O Ministério da Saúde recomendou nesta terça-feira (27) que a população tome a segunda dose da vacina contra a Covid-19 mesmo fora do prazo estipulado na bula do fármaco. A recomendação ocorre em meio a registros de pessoas que não conseguiram receber a segunda aplicação ao procurar os postos de saúde.

“A população deve tomar a segunda dose da vacina Covid-19 mesmo que a aplicação ocorra fora do prazo recomendado pelo laboratório. Essa é a orientação do Ministério da Saúde, que reforça a importância de se completar o esquema vacinal para assegurar a proteção adequada contra a doença”, disse a pasta em nota técnica.

Os dois imunizantes contra a Covid-19 que estão disponíveis no Programa Nacional de Imunizações (PNI) precisam de duas doses para garantir a imunização completa contra a doença. Enquanto a CoronaVac, produzida pela Sinovac e Instituto Butantan, precisa se reaplicada no intervalo de quatro semanas, a vacina de Oxford/AstraZeneca, produzida pela Fundação Oswaldo Cruz (Fiocruz) no Brasil, precisa de reaplicação no intervalo de 12 semanas.

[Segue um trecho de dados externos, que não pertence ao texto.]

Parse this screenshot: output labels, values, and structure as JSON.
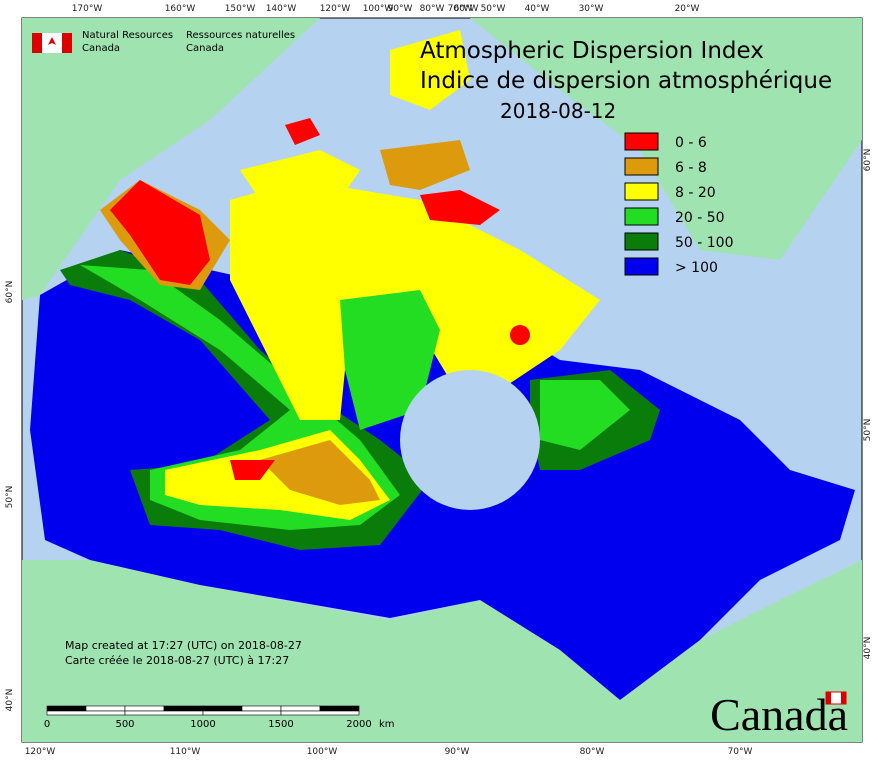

Nessa segunda-feira (26), durante sessão da Comissão da Covid-19, no Senado Federal, o ministro da Saúde, Marcelo Queiroga, admitiu que não há quantitativo para garantir o reforço da vacinação da CoronaVac a todos, em razão dos atrasos na importação do ingrediente farmacêutico ativo (IFA).

Segundo o ministério, há três grupos prioritários pendentes da segunda aplicação da vacina produzida pelo Butantan: 3% dos trabalhadores da saúde, 6,2% das forças de segurança, salvamento e Forças Armadas e 1,9% dos idosos entre 60 e 64 anos. Ao todo, 416.507 pessoas precisam tomar a segunda dose da CoronaVac.

“A previsão de envio da segunda dose para esses grupos é para a primeira semana de maio, cumprindo o ciclo vacinal no tempo adequado”, diz a nota da pasta.